The New York Times is again promoting the shabby pretense that a liberal politician who rejects his church’s orthodoxy for Democratic Party orthodoxy can and should be described as “devout” in his faith. Jonathan Martin’s pre-debate story on Tuesday was headlined “With Tim Kaine and Mike Pence, Faith Is Back in the Mix.”
Kaine now represents a “different strand of Christianity,” the strand that somehow promotes Planned Parenthood and transgender privileges:
The two men who will face off, Senator Tim Kaine of Virginia and Gov. Mike Pence of Indiana, share a deep religious faith that is central to their politics, but has been obscured by a more profane than holy race on top of the ticket.
While both men are devout, they represent different strands of Christianity in American life, a contrast that is likely to be on display as they discuss their positions on social issues and how religious beliefs would guide their approach to governing.
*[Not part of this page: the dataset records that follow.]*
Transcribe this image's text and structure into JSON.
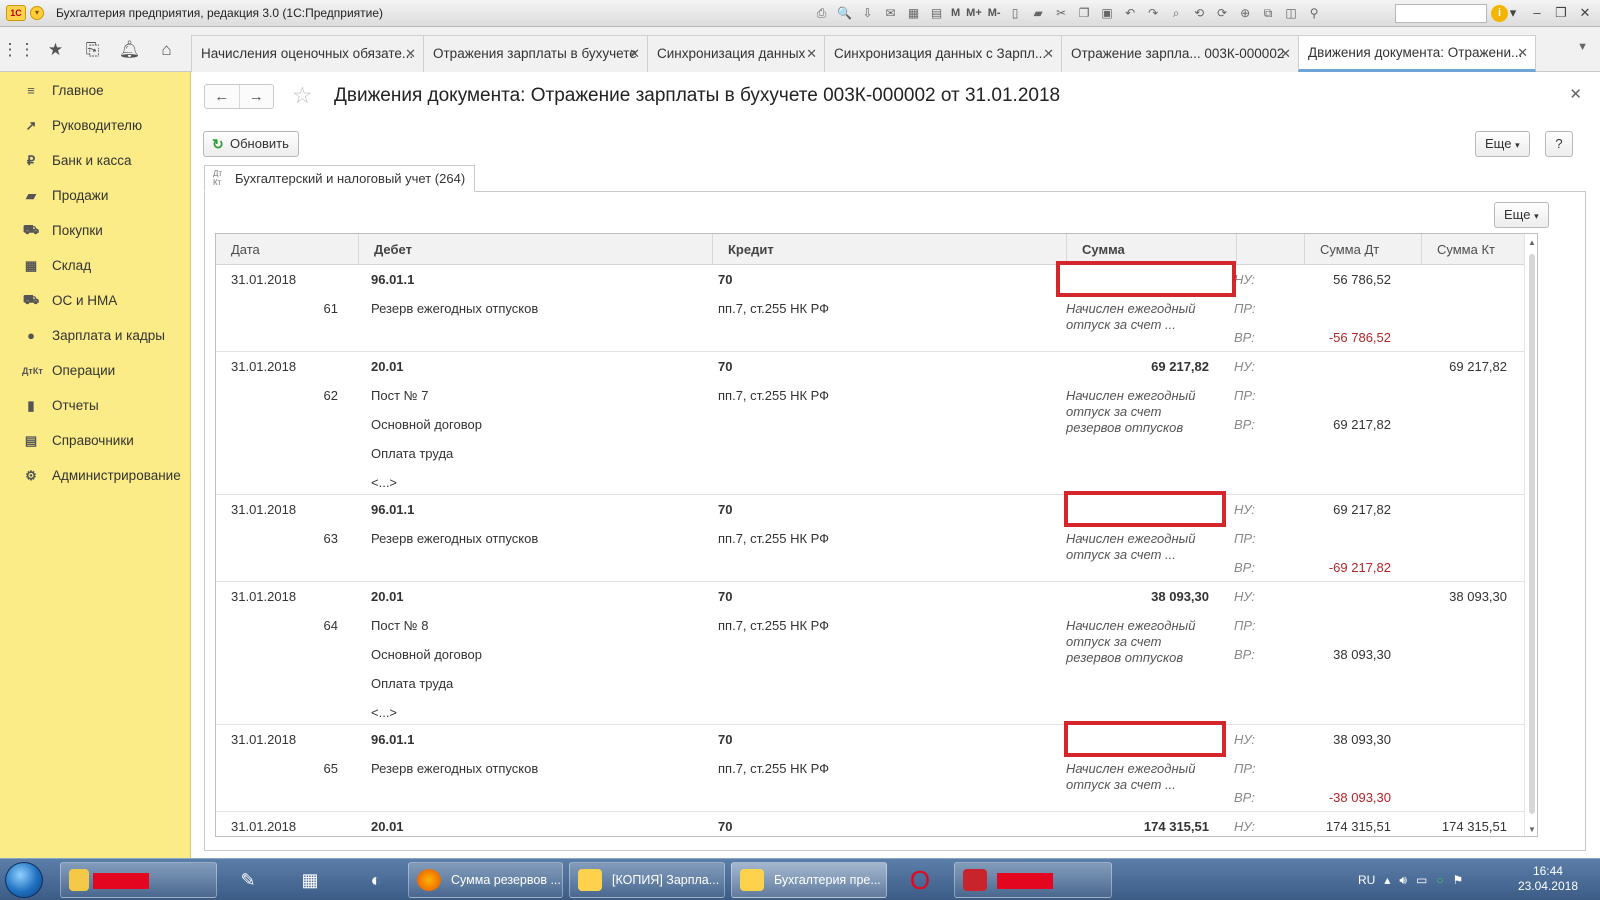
{
  "window": {
    "app_title": "Бухгалтерия предприятия, редакция 3.0  (1С:Предприятие)",
    "toolbar_letters": [
      "M",
      "M+",
      "M-"
    ]
  },
  "tabs": [
    {
      "label": "Начисления оценочных обязате..."
    },
    {
      "label": "Отражения зарплаты в бухучете"
    },
    {
      "label": "Синхронизация данных"
    },
    {
      "label": "Синхронизация данных с Зарпл..."
    },
    {
      "label": "Отражение зарпла...   003К-000002"
    },
    {
      "label": "Движения документа: Отражени..."
    }
  ],
  "sidebar": {
    "items": [
      {
        "label": "Главное",
        "icon": "menu-icon"
      },
      {
        "label": "Руководителю",
        "icon": "trend-icon"
      },
      {
        "label": "Банк и касса",
        "icon": "ruble-icon"
      },
      {
        "label": "Продажи",
        "icon": "bag-icon"
      },
      {
        "label": "Покупки",
        "icon": "cart-icon"
      },
      {
        "label": "Склад",
        "icon": "grid-icon"
      },
      {
        "label": "ОС и НМА",
        "icon": "truck-icon"
      },
      {
        "label": "Зарплата и кадры",
        "icon": "person-icon"
      },
      {
        "label": "Операции",
        "icon": "dt-kt-icon"
      },
      {
        "label": "Отчеты",
        "icon": "bar-chart-icon"
      },
      {
        "label": "Справочники",
        "icon": "book-icon"
      },
      {
        "label": "Администрирование",
        "icon": "gear-icon"
      }
    ]
  },
  "form": {
    "title": "Движения документа: Отражение зарплаты в бухучете 003К-000002 от 31.01.2018",
    "refresh_label": "Обновить",
    "more_label": "Еще",
    "help_label": "?",
    "sheet_tab_label": "Бухгалтерский и налоговый учет (264)",
    "dt_kt": [
      "Дт",
      "Кт"
    ]
  },
  "table": {
    "headers": [
      "Дата",
      "Дебет",
      "Кредит",
      "Сумма",
      "",
      "Сумма Дт",
      "Сумма Кт"
    ],
    "tax_labels": [
      "НУ:",
      "ПР:",
      "ВР:"
    ],
    "rows": [
      {
        "date": "31.01.2018",
        "num": "61",
        "debit_account": "96.01.1",
        "debit_sub": [
          "Резерв ежегодных отпусков"
        ],
        "credit_account": "70",
        "credit_sub": "пп.7, ст.255 НК РФ",
        "amount": "",
        "content": "Начислен ежегодный отпуск за счет ...",
        "nu_dt": "56 786,52",
        "vr_dt": "-56 786,52",
        "nu_kt": "",
        "redacted": true
      },
      {
        "date": "31.01.2018",
        "num": "62",
        "debit_account": "20.01",
        "debit_sub": [
          "Пост № 7",
          "Основной договор",
          "Оплата труда",
          "<...>"
        ],
        "credit_account": "70",
        "credit_sub": "пп.7, ст.255 НК РФ",
        "amount": "69 217,82",
        "content": "Начислен ежегодный отпуск за счет резервов отпусков",
        "nu_dt": "",
        "vr_dt": "69 217,82",
        "nu_kt": "69 217,82",
        "redacted": false
      },
      {
        "date": "31.01.2018",
        "num": "63",
        "debit_account": "96.01.1",
        "debit_sub": [
          "Резерв ежегодных отпусков"
        ],
        "credit_account": "70",
        "credit_sub": "пп.7, ст.255 НК РФ",
        "amount": "",
        "content": "Начислен ежегодный отпуск за счет ...",
        "nu_dt": "69 217,82",
        "vr_dt": "-69 217,82",
        "nu_kt": "",
        "redacted": true
      },
      {
        "date": "31.01.2018",
        "num": "64",
        "debit_account": "20.01",
        "debit_sub": [
          "Пост № 8",
          "Основной договор",
          "Оплата труда",
          "<...>"
        ],
        "credit_account": "70",
        "credit_sub": "пп.7, ст.255 НК РФ",
        "amount": "38 093,30",
        "content": "Начислен ежегодный отпуск за счет резервов отпусков",
        "nu_dt": "",
        "vr_dt": "38 093,30",
        "nu_kt": "38 093,30",
        "redacted": false
      },
      {
        "date": "31.01.2018",
        "num": "65",
        "debit_account": "96.01.1",
        "debit_sub": [
          "Резерв ежегодных отпусков"
        ],
        "credit_account": "70",
        "credit_sub": "пп.7, ст.255 НК РФ",
        "amount": "",
        "content": "Начислен ежегодный отпуск за счет ...",
        "nu_dt": "38 093,30",
        "vr_dt": "-38 093,30",
        "nu_kt": "",
        "redacted": true
      },
      {
        "date": "31.01.2018",
        "num": "",
        "debit_account": "20.01",
        "debit_sub": [],
        "credit_account": "70",
        "credit_sub": "",
        "amount": "174 315,51",
        "content": "",
        "nu_dt": "174 315,51",
        "vr_dt": "",
        "nu_kt": "174 315,51",
        "redacted": false
      }
    ]
  },
  "taskbar": {
    "items": [
      {
        "label": "Сумма резервов ..."
      },
      {
        "label": "[КОПИЯ] Зарпла..."
      },
      {
        "label": "Бухгалтерия пре..."
      }
    ],
    "lang": "RU",
    "time": "16:44",
    "date": "23.04.2018"
  }
}
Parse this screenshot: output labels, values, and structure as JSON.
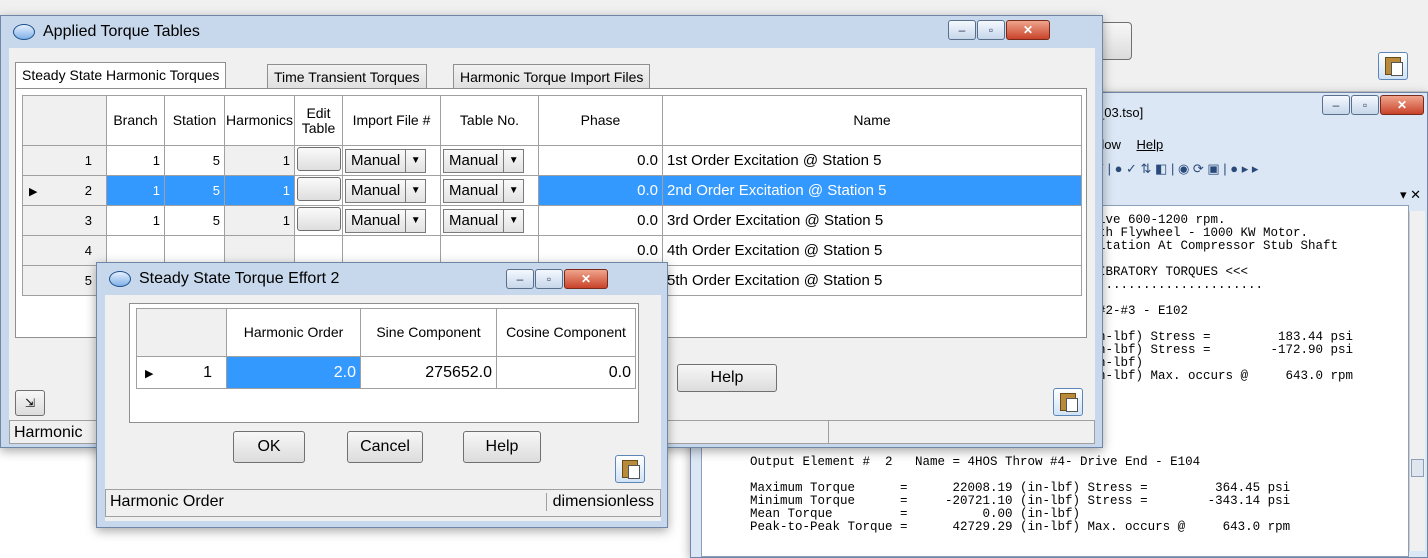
{
  "bg_window": {
    "title_fragment": "_03.tso]",
    "menu_window": "dow",
    "menu_help": "Help",
    "output_lines": [
      "ive 600-1200 rpm.",
      "th Flywheel - 1000 KW Motor.",
      "itation At Compressor Stub Shaft",
      "",
      "IBRATORY TORQUES <<<",
      "......................",
      "",
      "#2-#3 - E102",
      "",
      "n-lbf) Stress =         183.44 psi",
      "n-lbf) Stress =        -172.90 psi",
      "n-lbf)",
      "n-lbf) Max. occurs @     643.0 rpm"
    ],
    "output_lines_wide": [
      "Output Element #  2   Name = 4HOS Throw #4- Drive End - E104",
      "",
      "Maximum Torque      =      22008.19 (in-lbf) Stress =         364.45 psi",
      "Minimum Torque      =     -20721.10 (in-lbf) Stress =        -343.14 psi",
      "Mean Torque         =          0.00 (in-lbf)",
      "Peak-to-Peak Torque =      42729.29 (in-lbf) Max. occurs @     643.0 rpm"
    ]
  },
  "torque_tables": {
    "title": "Applied Torque Tables",
    "tabs": [
      "Steady State Harmonic Torques",
      "Time Transient Torques",
      "Harmonic Torque Import Files"
    ],
    "columns": [
      "Branch",
      "Station",
      "Harmonics",
      "Edit Table",
      "Import File #",
      "Table No.",
      "Phase",
      "Name"
    ],
    "rows": [
      {
        "n": "1",
        "branch": "1",
        "station": "5",
        "harmonics": "1",
        "import": "Manual",
        "table": "Manual",
        "phase": "0.0",
        "name": "1st Order Excitation @ Station 5"
      },
      {
        "n": "2",
        "branch": "1",
        "station": "5",
        "harmonics": "1",
        "import": "Manual",
        "table": "Manual",
        "phase": "0.0",
        "name": "2nd Order Excitation @ Station 5"
      },
      {
        "n": "3",
        "branch": "1",
        "station": "5",
        "harmonics": "1",
        "import": "Manual",
        "table": "Manual",
        "phase": "0.0",
        "name": "3rd Order Excitation @ Station 5"
      },
      {
        "n": "4",
        "branch": "",
        "station": "",
        "harmonics": "",
        "import": "",
        "table": "",
        "phase": "0.0",
        "name": "4th Order Excitation @ Station 5"
      },
      {
        "n": "5",
        "branch": "",
        "station": "",
        "harmonics": "",
        "import": "",
        "table": "",
        "phase": "0.0",
        "name": "5th Order Excitation @ Station 5"
      }
    ],
    "help_label": "Help",
    "status_text": "Harmonic"
  },
  "effort_dialog": {
    "title": "Steady State Torque Effort 2",
    "columns": [
      "Harmonic Order",
      "Sine Component",
      "Cosine Component"
    ],
    "row": {
      "n": "1",
      "order": "2.0",
      "sine": "275652.0",
      "cosine": "0.0"
    },
    "ok_label": "OK",
    "cancel_label": "Cancel",
    "help_label": "Help",
    "status_left": "Harmonic Order",
    "status_right": "dimensionless"
  }
}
The very secular New York Times – whose orthodoxy insists that any bathroom limitations on transgenders constitute the modern version of unjust "Jim Crow” segregationism – also pretends that its own positions on social issues aren’t to be described as “hardline.” No, that’s only the Republican platform, which Mrs. Clinton isn’t attacking much in this cycle:
Hillary Clinton prefers to draw attention to Mr. Trump's statements on race and gender, painting him as an outlier from his own party rather than, in the fashion of most Democratic presidential candidates, linking him to the Republican Party's hard-line social platform.
The Democratic Party platform this year has expanded its abortion-promoting extremism to advocate for taxpayer-funded abortions – and yet the media can't seem to find that plank, nor describe it as “hard-line.” The difference between Pence and Kaine is that Pence isn't rejecting traditional Christianity to be viable in contemporary politics. The Times punishes a politician who prefers tradition to "progress."
Martin described Kaine as inspired by “liberation theology,” but can’t find any space to describe that philosophy as inspired by Marxism, not just “social justice”:
Mr. Kaine, who like Mr. Pence has Irish roots and was raised Catholic, had his faith forged when, during law school, he went to Honduras and served as a missionary for the Jesuits. It was there that he embraced a brand of liberation theology centered on social justice that would eventually be one of the forces propelling him into government.
Early in his political career, Mr. Kaine’s style of Catholicism made him uneasy with some elements of the Democratic Party, particularly on issues like abortion rights and same-sex marriage. While he has since shifted on those issues to accommodate his party — and his running mate — he remains unapologetic about how important his faith is to his career in public service.
Martin's last sentence is a beaut: While Kaine genuflected to the secular Left, he "remains unapologetic" about portraying himself as a "devout Catholic" after he rejected everything the church teaches about sexuality and the killing of the unborn.
The Times was more forthright on September 2, as Betsy Woodruff just recounted for The Daily Beast:
In a piece published Sept. 2 of this year, Kaine told the New York Times that he took a bus from Honduras to Nicaragua and then walked several miles to meet with Carney during his trip there. Kaine told the paper he spent an evening listening to the priest describe “both getting pushed around by the military and getting pushed around by the church.”
Woodruff added more (Red) color to that portrait:
In his autobiography, To Be a Revolutionary, Carney made the case for the possibility of partially reconciling Catholicism and Marxism through liberation theology. Carney repudiated the Marxist rejection of the existence of the transcendental. But he said Marx’s criticism of religion did some good.
“Thanks partially to the Marxist criticism of religion, the Holy Spirit has finally been able to lead many present-day Christians to an understanding of the gospel of Christ and the ‘good news for the poor’ about their liberation from the yoke of exploitation,” he wrote.
He described himself as “a good Marxist,” dedicated to helping fight “the guerilla war for the liberation of Honduras.” In 1973, he renounced his American citizenship and became a Honduran citizen. The Honduran government expelled him from the country in 1979, so he moved across the border to Nicaragua, and Kaine met with him shortly after that.
The Washington Post reported that in 1983, Carney traveled with a small unit of Cuban-trained guerilla fighters as their chaplain. The paper said the group’s leader, Jose Reyes Mata, was “considered Honduras’ leading Marxist” and an ally of Che Guevara. Their aim was to destabilize the country’s government. They weren’t successful.
Carney disappeared, and people differ on how he may have died. But Woodruff strangely concluded: “It remains to be seen if hobnobbing in Nicaragua with a guerilla priest will help or hurt Kaine with Catholic voters. At the least, it could add a bit of an edge to his squeaky clean image.”